Pombo’s reaction to The Daughters of Edward Darley Boit is not uncommon, though his connection to the piece (which he likens to “an impossible love”) is significant. The unconventional work has been the subject of much speculation and admiration since its 1882 debut. Painted in the autumn of the same year, the work is half group portrait, half interior scene, depicting each of the daughters of American ex-pat Edward “Ned” Boit individually, yet obscuring the features of two. Sargent places the girls in an indeterminate space, a foyer both familiar and unfamiliar, light and dark, public and private. The painting has been variously described as a “happy play-world of a family of charming children,” and a commentary on the nature of childhood and adolescence, among other interpretations.
There are parallels between Pombo’s Daughters variations and Sargent’s original that extend beyond the obvious. As Pombo looks to art history for reference, Sargent, too, found a historical precedent for his unusual composition, taking inspiration from Diego Velázquez’s famed Las Meninas. Both Pombo and Sargent play with opposites within their respective works, creating enigmatic spaces that offer no straightforward answers, but rather evoke more questions. Perhaps part of Pombo’s intense affinity to The Daughters of Edward Darley Boit is its artistic familiarity, a commonality between two artists that spans across time. There is additional personal resonance; Pombo has a daughter himself and is a godparent to a young girl in Boston as well. His variations on Sargent’s Daughters are thus also reflections of the lives of daughters he knows.

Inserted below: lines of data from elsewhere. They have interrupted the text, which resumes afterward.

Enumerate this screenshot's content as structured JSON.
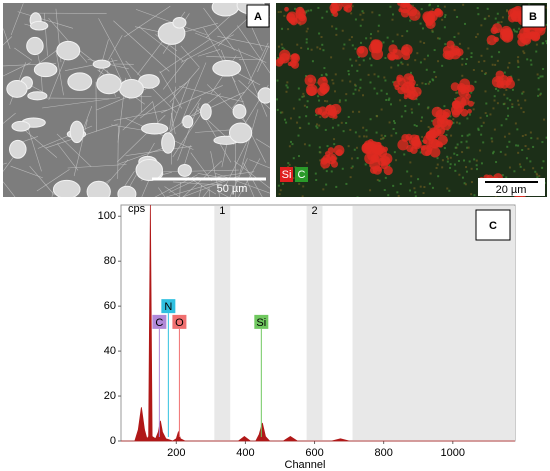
{
  "panels": [
    {
      "label": "A",
      "scale_bar": "50 µm"
    },
    {
      "label": "B",
      "scale_bar": "20 µm",
      "legend": [
        {
          "name": "Si",
          "color": "#e02020"
        },
        {
          "name": "C",
          "color": "#2a9a2a"
        }
      ]
    }
  ],
  "chart_data": {
    "type": "area",
    "panel_label": "C",
    "y_unit": "cps",
    "x_label": "Channel",
    "color": "#b01818",
    "x": [
      40,
      80,
      90,
      99,
      108,
      115,
      120,
      125,
      130,
      140,
      148,
      154,
      160,
      170,
      190,
      200,
      206,
      212,
      225,
      300,
      380,
      397,
      414,
      430,
      440,
      449,
      458,
      470,
      510,
      530,
      550,
      650,
      675,
      700,
      900,
      1180
    ],
    "values": [
      0,
      0,
      5,
      15,
      5,
      1,
      2,
      105,
      2,
      1,
      4,
      9,
      4,
      1,
      0,
      1,
      4,
      1,
      0,
      0,
      0,
      2,
      0,
      0,
      3,
      8,
      2,
      0,
      0,
      2,
      0,
      0,
      1,
      0,
      0,
      0
    ],
    "xlim": [
      40,
      1180
    ],
    "ylim": [
      0,
      105
    ],
    "xticks": [
      200,
      400,
      600,
      800,
      1000
    ],
    "yticks": [
      0,
      20,
      40,
      60,
      80,
      100
    ],
    "regions": [
      {
        "label": "1",
        "range": [
          310,
          356
        ]
      },
      {
        "label": "2",
        "range": [
          577,
          623
        ]
      },
      {
        "range": [
          710,
          1180
        ]
      }
    ],
    "annotations": [
      {
        "text": "C",
        "x": 151,
        "y": 53,
        "color": "#b088d8"
      },
      {
        "text": "N",
        "x": 177,
        "y": 60,
        "color": "#30c0e0"
      },
      {
        "text": "O",
        "x": 209,
        "y": 53,
        "color": "#f07070"
      },
      {
        "text": "Si",
        "x": 446,
        "y": 53,
        "color": "#70c860"
      }
    ]
  }
}
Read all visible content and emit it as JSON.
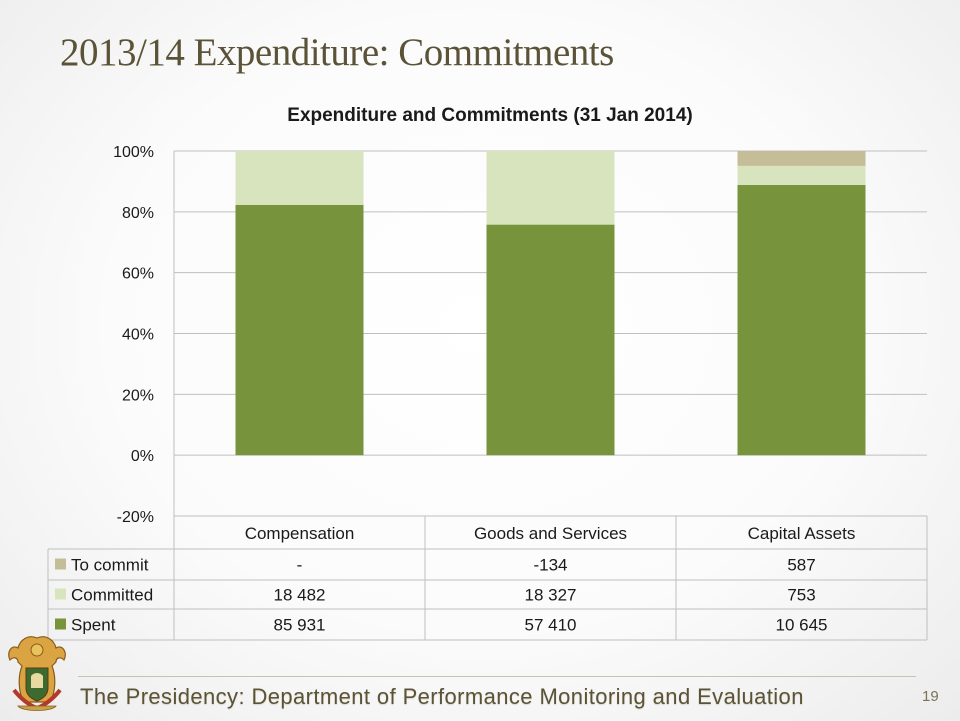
{
  "slide": {
    "title": "2013/14 Expenditure: Commitments",
    "footer": "The Presidency: Department of Performance Monitoring and Evaluation",
    "page_number": "19"
  },
  "colors": {
    "spent": "#77933c",
    "committed": "#d7e4bd",
    "to_commit": "#c4bd97",
    "grid": "#bfbfbf",
    "text": "#1a1a1a"
  },
  "chart_data": {
    "type": "bar",
    "stacked": "percent",
    "title": "Expenditure and Commitments (31 Jan 2014)",
    "categories": [
      "Compensation",
      "Goods and Services",
      "Capital Assets"
    ],
    "ylim": [
      -20,
      100
    ],
    "yticks": [
      100,
      80,
      60,
      40,
      20,
      0,
      -20
    ],
    "ytick_labels": [
      "100%",
      "80%",
      "60%",
      "40%",
      "20%",
      "0%",
      "-20%"
    ],
    "grid": true,
    "legend_placement": "data-table",
    "series": [
      {
        "name": "Spent",
        "values": [
          85931,
          57410,
          10645
        ],
        "labels": [
          "85 931",
          "57 410",
          "10 645"
        ]
      },
      {
        "name": "Committed",
        "values": [
          18482,
          18327,
          753
        ],
        "labels": [
          "18 482",
          "18 327",
          "753"
        ]
      },
      {
        "name": "To commit",
        "values": [
          0,
          -134,
          587
        ],
        "labels": [
          "-",
          "-134",
          "587"
        ]
      }
    ]
  }
}
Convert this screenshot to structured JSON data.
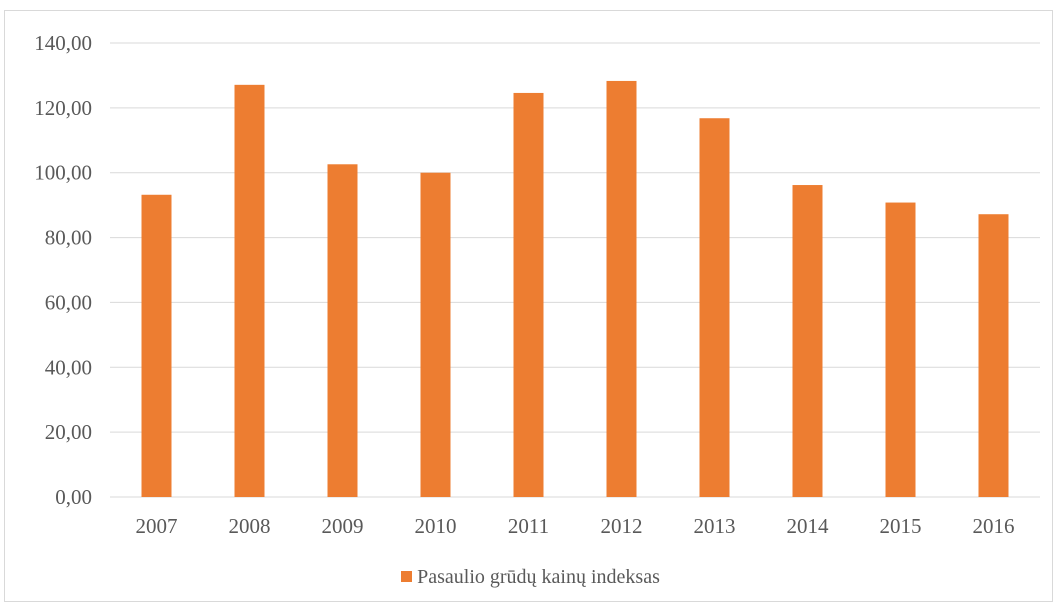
{
  "chart_data": {
    "type": "bar",
    "categories": [
      "2007",
      "2008",
      "2009",
      "2010",
      "2011",
      "2012",
      "2013",
      "2014",
      "2015",
      "2016"
    ],
    "series": [
      {
        "name": "Pasaulio  grūdų kainų indeksas",
        "values": [
          93.2,
          127.1,
          102.6,
          100.0,
          124.6,
          128.3,
          116.8,
          96.2,
          90.8,
          87.2
        ]
      }
    ],
    "y_ticks": [
      "0,00",
      "20,00",
      "40,00",
      "60,00",
      "80,00",
      "100,00",
      "120,00",
      "140,00"
    ],
    "ylim": [
      0,
      140
    ],
    "title": "",
    "xlabel": "",
    "ylabel": "",
    "grid": true,
    "legend_position": "bottom",
    "colors": {
      "bar": "#ED7D31",
      "grid": "#d9d9d9",
      "text": "#595959"
    }
  }
}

Pombo started his series during the Covid-19 lockdown in the beginning months of 2020. Living in northern Italy, an area hit by the pandemic early and particularly hard, Pombo used the imposed isolation to begin his interpretations of The Daughters of Edward Darley Boit. In the face of the unknown of a global health crisis, Sargent’s painting proved especially relevant to Pombo’s (and the world’s) circumstances. The painting’s central dark mass took on an unnerving nature, becoming a threshold towards something unpredictable and unsettling. Pombo chose this black void as the central feature of many of the variations, intending to paint both nothingness and absence, a reflection of the isolation and uneasiness experienced during the pandemic.
Variations on Sargent’s Daughters is Pombo’s first solo exhibition at Boston's Childs Gallery, though the artist has exhibited extensively internationally including solo and group shows in China, Italy, Germany, Spain, Switzerland, and the UK. His exhibition venues include the Wallraf-Richartz Museum in Cologne, the Museo del Duomo di Milan, and the Scuola Grande di San Rocco in Venice. Variations on Sargent’s Daughters will be on view November 18, 2021 through January 8, 2022.